WA is the exception. It can afford not to depend on gambling revenues (and doesn't) because the mining-rich west secures a bumper allocation of mining royalties each year. Pubs and clubs in the west are not permitted to house poker machines.

The irony of state government dependence on gambling taxes is that while the money is valuable in the short term to budget bottom lines, in the long term the effects of problem gambling on the community are felt through increased government spending on welfare, health assistance and counselling services.

Non-government organisations such as Mission Australia have estimated that those costs ultimately outweigh the tax take, but only through time.

Electoral politics tends to dictate that governments want to appear fiscally prudent, which means they can't just clock up debt while waiting for the economic benefits of reform to trickle through the economy.

Poker machines are mostly used by lower socioeconomic communities (confirmed by the Productivity Commission). It makes for highly regressive taxation; that is, taxation targeted at low-income earners, punishing the poor far more than the rich. A good Labor leader should philosophically support redistributive taxation policies ahead of regressive gambling revenue streams.

Liberal politicians are likelier to shy away from doing something to curb the growth of gambling for philosophical reasons. Anyone supportive of free-market economics and freedoms of choice may suggest the right to gamble is an individual right. This ignores research that shows problem gambling is an illness that, as with alcoholism, restricts free will.

In any case, for Labor the concept of the nanny state is not a foreign one and Rudd has shown a willingness to philosophically support active state growth. So intervening to do something about gambling, as Rudd pledged to more than two years ago, should not take another year before we witness even a beginning of action.

It isn't a lack of public support that is holding back Rudd. No-pokies independent senator Nick Xenophon has shown how popular taking on the gambling industry can be.

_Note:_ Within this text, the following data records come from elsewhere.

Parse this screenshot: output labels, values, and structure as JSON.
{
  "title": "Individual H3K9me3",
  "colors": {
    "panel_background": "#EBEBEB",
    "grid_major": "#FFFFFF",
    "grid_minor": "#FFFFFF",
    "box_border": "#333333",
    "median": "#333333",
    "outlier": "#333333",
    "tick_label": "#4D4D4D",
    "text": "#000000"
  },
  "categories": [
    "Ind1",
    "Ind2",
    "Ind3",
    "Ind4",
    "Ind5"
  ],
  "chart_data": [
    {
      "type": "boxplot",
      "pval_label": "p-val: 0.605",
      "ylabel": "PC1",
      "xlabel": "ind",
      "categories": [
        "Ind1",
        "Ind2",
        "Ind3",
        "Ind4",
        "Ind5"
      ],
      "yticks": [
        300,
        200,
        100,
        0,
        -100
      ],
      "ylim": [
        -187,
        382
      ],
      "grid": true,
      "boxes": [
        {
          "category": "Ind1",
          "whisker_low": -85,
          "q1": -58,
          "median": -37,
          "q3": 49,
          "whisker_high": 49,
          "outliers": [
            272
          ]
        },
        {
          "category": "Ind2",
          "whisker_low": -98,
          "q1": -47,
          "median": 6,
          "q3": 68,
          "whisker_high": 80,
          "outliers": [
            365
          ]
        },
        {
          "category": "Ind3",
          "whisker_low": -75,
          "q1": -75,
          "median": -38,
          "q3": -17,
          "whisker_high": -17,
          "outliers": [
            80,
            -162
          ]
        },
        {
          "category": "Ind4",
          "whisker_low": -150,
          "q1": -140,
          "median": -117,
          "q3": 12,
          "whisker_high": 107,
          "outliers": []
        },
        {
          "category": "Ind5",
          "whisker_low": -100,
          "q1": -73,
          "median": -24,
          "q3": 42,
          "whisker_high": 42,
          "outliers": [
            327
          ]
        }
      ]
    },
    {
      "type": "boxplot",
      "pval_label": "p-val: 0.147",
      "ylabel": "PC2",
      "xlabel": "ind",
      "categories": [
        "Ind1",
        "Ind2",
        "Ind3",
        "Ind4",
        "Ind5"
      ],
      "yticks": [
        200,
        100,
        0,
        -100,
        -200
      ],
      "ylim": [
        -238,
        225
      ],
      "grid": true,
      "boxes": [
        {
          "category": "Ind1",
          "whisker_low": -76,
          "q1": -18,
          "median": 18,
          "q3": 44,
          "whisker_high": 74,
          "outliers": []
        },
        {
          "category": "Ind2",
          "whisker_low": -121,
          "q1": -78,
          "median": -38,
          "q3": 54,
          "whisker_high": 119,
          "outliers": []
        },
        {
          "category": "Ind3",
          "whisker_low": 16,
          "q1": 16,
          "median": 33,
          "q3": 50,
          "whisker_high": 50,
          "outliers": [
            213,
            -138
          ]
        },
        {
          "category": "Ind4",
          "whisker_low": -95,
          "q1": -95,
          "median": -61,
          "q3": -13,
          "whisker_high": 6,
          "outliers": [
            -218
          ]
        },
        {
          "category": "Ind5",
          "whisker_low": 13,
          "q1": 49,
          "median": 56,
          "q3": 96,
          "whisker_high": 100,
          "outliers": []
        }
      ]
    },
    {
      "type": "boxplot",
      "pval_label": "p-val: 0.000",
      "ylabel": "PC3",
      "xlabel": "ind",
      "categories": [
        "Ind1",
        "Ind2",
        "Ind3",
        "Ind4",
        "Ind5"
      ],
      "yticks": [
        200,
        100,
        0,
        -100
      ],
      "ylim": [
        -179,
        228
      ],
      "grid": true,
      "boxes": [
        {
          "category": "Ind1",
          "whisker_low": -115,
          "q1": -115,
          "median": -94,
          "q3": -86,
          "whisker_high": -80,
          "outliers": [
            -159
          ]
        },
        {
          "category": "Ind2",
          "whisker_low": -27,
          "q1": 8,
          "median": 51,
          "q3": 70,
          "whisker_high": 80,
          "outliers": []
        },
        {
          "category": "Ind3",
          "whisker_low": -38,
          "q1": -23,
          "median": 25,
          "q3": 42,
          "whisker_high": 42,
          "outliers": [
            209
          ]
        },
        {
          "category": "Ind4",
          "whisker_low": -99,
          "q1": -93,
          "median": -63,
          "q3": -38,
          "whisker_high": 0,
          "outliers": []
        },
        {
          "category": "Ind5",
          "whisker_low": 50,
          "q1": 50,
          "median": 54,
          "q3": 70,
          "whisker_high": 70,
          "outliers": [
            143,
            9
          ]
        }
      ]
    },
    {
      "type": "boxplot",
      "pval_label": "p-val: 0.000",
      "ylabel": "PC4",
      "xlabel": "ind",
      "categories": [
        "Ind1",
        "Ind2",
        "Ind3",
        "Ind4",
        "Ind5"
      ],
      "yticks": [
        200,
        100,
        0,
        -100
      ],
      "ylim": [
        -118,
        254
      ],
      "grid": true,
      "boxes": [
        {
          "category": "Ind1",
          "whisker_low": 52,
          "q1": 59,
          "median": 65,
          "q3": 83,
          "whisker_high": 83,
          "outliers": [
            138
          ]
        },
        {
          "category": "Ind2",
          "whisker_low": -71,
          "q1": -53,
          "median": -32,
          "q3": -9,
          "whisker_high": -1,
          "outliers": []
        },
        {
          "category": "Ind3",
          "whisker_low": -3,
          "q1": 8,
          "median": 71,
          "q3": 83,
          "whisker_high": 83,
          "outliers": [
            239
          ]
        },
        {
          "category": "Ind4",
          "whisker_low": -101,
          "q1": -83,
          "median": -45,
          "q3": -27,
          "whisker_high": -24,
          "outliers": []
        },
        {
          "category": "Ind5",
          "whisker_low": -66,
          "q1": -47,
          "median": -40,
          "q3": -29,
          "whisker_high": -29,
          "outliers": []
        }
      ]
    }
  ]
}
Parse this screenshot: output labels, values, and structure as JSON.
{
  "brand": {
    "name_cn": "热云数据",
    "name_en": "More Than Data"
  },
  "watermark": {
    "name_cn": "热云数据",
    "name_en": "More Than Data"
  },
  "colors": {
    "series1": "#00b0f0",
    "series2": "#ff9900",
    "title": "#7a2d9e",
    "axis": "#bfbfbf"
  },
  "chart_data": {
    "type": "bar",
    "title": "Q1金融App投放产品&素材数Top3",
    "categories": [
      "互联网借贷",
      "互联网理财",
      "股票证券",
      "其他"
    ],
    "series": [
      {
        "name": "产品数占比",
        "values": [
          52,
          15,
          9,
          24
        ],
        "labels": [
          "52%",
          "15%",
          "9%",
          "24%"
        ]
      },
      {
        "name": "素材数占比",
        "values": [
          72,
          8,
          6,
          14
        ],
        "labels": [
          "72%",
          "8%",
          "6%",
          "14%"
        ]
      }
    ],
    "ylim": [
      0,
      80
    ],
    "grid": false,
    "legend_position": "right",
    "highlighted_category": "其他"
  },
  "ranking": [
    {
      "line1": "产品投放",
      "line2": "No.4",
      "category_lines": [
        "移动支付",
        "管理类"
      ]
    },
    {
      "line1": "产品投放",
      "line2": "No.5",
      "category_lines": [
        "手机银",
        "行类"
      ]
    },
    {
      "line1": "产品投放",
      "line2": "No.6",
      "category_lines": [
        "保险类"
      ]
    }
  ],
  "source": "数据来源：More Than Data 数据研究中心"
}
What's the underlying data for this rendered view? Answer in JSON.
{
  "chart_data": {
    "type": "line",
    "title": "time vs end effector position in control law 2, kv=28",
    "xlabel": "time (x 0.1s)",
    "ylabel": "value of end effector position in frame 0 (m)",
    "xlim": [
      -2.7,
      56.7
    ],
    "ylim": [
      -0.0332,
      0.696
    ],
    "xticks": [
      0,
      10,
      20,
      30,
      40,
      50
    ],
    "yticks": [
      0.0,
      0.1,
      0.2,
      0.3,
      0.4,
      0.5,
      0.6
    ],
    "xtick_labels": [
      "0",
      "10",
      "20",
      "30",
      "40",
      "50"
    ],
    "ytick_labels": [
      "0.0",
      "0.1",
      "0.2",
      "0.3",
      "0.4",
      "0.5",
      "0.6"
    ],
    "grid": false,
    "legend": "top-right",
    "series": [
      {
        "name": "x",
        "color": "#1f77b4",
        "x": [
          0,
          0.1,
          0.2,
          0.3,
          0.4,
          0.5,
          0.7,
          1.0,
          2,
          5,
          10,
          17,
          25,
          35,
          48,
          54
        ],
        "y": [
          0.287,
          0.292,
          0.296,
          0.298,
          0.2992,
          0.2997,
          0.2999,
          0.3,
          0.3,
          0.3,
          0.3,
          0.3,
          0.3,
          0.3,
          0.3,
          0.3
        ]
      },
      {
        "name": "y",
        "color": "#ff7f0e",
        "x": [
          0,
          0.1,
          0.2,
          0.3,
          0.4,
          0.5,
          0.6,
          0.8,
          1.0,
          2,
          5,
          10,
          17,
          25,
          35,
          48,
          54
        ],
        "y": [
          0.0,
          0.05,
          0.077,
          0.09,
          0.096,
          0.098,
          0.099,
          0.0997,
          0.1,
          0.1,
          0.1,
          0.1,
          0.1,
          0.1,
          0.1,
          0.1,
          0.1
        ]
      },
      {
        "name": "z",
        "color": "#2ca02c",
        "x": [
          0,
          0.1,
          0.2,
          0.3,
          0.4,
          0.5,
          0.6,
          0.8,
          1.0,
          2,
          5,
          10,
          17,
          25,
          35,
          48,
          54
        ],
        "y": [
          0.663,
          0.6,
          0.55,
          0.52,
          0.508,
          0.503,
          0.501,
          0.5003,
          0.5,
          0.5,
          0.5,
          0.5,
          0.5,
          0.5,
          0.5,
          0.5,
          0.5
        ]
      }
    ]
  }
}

So what could be holding back Rudd? The liberalisation of gambling across the nation largely occurred in the 1990s and, perhaps surprisingly, mostly was done by state Labor governments. Rudd knows a little about this. Despite his moral doubts about the influence of gambling on communities when he was trying to get elected as prime minister, as chief of staff to then Queensland premier Wayne Goss he oversaw the introduction of poker machines across the Sunshine State.

It may only have been coincidental that Labor was predominately in power at a state level at the time that poker machines in clubs and pubs proliferated. But the consequence has been that the gambling industry donates far more substantially to the Labor Party than to the Coalition.

If the states are not addicted to the taxation revenue from gambling, the Labor Party is surely addicted to the campaign donations the industry throws its way. It is not just the big end of town connected to gambling that donates to Labor campaigns. Labor clubs operating pokies provide the Labor Party with more than $1million in campaign donations every year. Perhaps pragmatic strategic reasons explain why Rudd's rhetoric on gambling reform doesn't match his preparedness to act.

Soon after he was elected Prime Minister, Rudd insisted his backbenchers each visit a homeless shelter. It was a stunt but a good one. It put his MPs on the frontline of how social disadvantage could manifest itself. Figures show that as many as 100,000 Australians are classified as homeless. If the MPs took the time to ask those at the shelters what factors contributed to them being there, they would have heard tales of gambling addiction as a contributing factor.